Un procedimiento conjunto entre personal policial y el área de Comercio de la Municipalidad de General Pico se llevó a cabo este lunes en la zona de calles 300 y 329 bis. Allí se interceptó a un grupo de comerciantes ambulantes que transportaban 75 kilos de embutidos, entre ellos 60 kilos de mortadela y 15 de chorizos, en condiciones completamente irregulares.

Según informó a InfoPico.com el director de Comercio municipal, Andrés Maidana, los productos estaban siendo trasladados “sin cadena de frío, a más de 25 grados, lo cual es una locura. Andar vendiendo mortadela en el baul de un auto, y chacinados sin registro local, es algo totalmente fuera de norma”.

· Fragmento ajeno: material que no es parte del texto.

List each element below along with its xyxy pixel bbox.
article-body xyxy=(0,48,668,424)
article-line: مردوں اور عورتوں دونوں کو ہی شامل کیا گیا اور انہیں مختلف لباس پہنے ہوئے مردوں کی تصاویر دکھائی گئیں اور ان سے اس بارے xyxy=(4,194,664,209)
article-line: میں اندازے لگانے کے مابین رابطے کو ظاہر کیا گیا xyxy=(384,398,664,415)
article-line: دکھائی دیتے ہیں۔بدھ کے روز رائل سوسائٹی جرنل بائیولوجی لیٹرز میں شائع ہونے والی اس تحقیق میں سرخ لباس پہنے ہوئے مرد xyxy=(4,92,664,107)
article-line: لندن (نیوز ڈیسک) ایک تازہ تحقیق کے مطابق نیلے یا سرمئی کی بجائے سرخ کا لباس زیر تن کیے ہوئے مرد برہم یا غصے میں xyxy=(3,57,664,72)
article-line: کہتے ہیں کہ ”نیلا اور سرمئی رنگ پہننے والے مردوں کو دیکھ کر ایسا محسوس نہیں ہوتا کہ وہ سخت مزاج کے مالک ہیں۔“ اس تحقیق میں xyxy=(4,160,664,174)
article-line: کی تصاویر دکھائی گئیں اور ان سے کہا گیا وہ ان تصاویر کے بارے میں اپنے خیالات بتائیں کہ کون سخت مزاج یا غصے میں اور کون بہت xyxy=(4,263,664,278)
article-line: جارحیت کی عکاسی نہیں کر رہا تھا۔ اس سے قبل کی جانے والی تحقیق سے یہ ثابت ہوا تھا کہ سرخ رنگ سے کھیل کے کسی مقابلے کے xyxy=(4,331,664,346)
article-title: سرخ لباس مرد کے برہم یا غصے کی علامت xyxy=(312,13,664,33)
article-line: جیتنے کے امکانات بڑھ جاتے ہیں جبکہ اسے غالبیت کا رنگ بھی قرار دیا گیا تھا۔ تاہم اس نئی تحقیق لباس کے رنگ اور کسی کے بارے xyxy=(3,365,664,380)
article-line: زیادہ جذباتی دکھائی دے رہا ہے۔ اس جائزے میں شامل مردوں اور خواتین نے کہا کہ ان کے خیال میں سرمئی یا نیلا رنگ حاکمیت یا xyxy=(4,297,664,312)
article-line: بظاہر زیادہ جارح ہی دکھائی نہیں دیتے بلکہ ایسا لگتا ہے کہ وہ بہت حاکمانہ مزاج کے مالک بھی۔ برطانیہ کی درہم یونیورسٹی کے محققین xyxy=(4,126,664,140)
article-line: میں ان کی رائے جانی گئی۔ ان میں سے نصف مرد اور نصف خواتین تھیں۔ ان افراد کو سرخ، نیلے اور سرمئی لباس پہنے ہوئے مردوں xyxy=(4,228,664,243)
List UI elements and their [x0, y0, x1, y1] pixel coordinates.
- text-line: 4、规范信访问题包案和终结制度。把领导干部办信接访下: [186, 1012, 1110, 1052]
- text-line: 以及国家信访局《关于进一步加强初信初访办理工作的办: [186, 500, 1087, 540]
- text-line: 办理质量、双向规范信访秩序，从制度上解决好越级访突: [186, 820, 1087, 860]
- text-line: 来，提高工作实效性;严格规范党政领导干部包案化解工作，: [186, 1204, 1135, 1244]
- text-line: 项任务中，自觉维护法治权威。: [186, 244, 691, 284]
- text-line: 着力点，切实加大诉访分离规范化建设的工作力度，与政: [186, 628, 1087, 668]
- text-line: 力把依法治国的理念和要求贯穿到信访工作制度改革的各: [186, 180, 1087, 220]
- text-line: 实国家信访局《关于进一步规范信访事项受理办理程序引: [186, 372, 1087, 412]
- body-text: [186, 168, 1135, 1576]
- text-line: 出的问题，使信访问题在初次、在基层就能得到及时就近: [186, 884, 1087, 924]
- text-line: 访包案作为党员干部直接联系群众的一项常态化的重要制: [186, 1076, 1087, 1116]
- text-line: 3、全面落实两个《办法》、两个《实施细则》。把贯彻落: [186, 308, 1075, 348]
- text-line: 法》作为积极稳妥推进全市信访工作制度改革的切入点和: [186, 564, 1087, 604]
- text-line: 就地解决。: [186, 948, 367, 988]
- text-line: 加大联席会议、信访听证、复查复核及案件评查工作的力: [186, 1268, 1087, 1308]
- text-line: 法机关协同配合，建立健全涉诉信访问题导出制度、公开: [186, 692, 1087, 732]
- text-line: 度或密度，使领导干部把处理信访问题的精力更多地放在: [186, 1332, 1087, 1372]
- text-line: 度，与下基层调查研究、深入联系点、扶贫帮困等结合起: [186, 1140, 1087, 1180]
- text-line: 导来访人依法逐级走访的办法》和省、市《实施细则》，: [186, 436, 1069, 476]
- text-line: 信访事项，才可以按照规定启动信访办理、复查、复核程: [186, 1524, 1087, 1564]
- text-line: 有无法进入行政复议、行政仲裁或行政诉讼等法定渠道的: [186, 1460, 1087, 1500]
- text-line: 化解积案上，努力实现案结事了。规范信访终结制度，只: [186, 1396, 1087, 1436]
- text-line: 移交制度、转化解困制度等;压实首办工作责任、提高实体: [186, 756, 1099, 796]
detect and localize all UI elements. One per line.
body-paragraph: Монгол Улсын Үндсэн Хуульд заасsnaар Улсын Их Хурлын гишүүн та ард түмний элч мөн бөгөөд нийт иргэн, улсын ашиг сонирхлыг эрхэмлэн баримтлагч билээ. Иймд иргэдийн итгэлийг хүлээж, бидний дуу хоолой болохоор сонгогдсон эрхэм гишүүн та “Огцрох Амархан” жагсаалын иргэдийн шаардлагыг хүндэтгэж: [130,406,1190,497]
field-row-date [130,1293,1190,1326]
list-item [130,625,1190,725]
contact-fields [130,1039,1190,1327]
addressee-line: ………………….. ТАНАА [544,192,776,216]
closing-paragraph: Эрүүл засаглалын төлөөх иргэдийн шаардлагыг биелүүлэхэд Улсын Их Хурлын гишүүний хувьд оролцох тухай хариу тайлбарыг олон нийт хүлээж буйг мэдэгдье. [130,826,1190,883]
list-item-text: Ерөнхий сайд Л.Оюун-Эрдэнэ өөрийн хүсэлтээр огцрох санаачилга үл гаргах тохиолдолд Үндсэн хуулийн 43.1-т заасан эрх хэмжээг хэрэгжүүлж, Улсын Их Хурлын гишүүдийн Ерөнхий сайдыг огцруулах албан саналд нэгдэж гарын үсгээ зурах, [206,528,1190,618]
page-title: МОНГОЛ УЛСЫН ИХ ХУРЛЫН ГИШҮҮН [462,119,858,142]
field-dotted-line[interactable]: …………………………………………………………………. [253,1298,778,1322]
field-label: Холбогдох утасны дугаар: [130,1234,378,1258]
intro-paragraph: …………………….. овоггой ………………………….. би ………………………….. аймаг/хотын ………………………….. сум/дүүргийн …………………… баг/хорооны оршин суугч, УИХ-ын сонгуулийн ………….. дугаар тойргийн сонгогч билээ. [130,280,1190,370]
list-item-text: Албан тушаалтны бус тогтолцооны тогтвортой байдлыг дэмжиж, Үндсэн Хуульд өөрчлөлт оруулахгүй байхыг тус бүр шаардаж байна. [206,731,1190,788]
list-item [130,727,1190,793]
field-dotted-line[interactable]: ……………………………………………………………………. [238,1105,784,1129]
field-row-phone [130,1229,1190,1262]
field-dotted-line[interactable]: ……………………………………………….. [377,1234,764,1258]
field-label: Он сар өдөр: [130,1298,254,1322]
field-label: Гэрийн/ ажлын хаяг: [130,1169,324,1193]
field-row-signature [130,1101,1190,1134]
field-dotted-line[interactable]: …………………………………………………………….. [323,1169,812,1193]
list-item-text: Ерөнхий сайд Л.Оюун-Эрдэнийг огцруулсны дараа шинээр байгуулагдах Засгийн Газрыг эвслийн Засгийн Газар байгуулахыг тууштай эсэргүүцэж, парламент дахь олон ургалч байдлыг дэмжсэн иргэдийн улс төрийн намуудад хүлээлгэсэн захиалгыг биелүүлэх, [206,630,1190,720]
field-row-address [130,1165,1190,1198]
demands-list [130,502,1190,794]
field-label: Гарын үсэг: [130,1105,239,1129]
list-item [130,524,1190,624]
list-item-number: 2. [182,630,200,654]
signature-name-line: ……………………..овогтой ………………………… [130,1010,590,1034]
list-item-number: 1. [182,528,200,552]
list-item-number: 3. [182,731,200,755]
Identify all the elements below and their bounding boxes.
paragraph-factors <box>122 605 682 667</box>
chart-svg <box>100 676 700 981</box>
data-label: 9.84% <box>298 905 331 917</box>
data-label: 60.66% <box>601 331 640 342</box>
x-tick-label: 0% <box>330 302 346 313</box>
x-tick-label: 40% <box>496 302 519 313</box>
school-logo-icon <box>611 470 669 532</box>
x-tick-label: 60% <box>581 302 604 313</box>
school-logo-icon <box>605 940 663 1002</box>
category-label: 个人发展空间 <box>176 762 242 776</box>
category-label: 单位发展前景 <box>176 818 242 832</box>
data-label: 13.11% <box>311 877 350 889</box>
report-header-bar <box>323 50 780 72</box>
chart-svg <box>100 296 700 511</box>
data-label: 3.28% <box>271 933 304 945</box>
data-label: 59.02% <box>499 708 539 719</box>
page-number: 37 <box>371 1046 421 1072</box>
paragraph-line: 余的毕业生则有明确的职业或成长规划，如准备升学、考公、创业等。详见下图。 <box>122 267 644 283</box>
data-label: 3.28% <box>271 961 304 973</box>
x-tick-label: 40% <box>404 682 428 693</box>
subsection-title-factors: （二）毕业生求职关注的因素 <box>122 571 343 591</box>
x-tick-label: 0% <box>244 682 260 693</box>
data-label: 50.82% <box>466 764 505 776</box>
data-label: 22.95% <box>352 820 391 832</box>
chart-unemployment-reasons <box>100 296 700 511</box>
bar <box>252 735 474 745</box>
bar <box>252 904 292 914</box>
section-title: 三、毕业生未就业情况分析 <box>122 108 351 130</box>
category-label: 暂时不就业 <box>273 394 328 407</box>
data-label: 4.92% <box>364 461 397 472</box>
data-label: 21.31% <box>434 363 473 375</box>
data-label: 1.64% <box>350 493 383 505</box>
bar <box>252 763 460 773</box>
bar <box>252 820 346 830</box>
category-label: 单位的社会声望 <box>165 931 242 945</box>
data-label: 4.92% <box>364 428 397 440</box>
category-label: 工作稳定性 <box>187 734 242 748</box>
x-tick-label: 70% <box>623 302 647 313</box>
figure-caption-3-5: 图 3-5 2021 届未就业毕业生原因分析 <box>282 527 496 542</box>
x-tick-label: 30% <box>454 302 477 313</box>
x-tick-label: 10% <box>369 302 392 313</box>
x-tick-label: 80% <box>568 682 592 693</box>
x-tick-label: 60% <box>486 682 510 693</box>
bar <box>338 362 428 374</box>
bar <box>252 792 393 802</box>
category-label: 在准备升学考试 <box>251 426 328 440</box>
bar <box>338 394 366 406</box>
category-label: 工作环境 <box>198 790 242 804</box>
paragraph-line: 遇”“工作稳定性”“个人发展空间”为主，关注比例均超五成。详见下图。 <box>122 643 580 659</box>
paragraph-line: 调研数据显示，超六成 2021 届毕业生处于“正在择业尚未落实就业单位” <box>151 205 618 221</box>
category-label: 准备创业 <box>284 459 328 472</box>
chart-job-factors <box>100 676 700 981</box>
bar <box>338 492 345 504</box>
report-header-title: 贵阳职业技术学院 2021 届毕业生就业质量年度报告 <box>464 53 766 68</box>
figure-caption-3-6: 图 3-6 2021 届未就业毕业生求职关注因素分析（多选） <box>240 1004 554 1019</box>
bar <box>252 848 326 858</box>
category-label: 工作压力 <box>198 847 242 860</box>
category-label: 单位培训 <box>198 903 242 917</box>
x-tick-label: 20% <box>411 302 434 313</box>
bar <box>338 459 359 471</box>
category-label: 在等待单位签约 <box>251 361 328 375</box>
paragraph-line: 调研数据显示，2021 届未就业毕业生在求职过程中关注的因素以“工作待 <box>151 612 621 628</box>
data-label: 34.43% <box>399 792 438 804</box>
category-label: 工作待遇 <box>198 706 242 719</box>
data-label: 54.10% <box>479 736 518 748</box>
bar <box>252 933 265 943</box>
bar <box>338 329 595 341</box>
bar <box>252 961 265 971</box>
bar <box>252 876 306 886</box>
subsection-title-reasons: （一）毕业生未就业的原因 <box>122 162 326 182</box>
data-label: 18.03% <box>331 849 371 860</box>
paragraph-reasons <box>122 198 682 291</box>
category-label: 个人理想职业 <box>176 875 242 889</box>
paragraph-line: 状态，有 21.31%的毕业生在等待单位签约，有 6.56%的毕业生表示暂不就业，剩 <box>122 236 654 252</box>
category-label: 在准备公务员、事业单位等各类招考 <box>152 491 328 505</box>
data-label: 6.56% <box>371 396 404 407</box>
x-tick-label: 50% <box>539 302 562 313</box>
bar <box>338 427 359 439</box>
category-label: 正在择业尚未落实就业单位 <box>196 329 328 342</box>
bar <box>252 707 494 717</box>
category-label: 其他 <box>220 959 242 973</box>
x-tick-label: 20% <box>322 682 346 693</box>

Los vendedores, cuatro personas provenientes de San Luis, no contaban con carnet de vendedor ambulante ni carnet sanitario, y los productos que ofrecían “no estaban asentados ni en la provincia, ni en General Pico”, explicó Maidana. La mercadería estaba rotulada, pero no registrada ante los organismos sanitarios correspondientes.

Maidana no dudó en calificar el operativo como una acción necesaria ante una situación peligrosa para la salud pública: “cuatro personas que viene con tres mochilas a vender chacinados a Pico, sin residencia, sin habilitación, con esa temperatura… no se puede permitir”.

Los implicados fueron escoltados por la policía hasta las afueras de la ciudad y se les impidió continuar con la comercialización.

Respecto a la mercadería, el funcionario detalló que fue desnaturalizada en el lugar. “Se trozó todo, se colocó en bolsas con tierra y hojas, se selló y mañana se llevará al RRU (Relleno Sanitario Regional), donde se entierra en un pozo. Así nos aseguramos que no vuelva a circular”.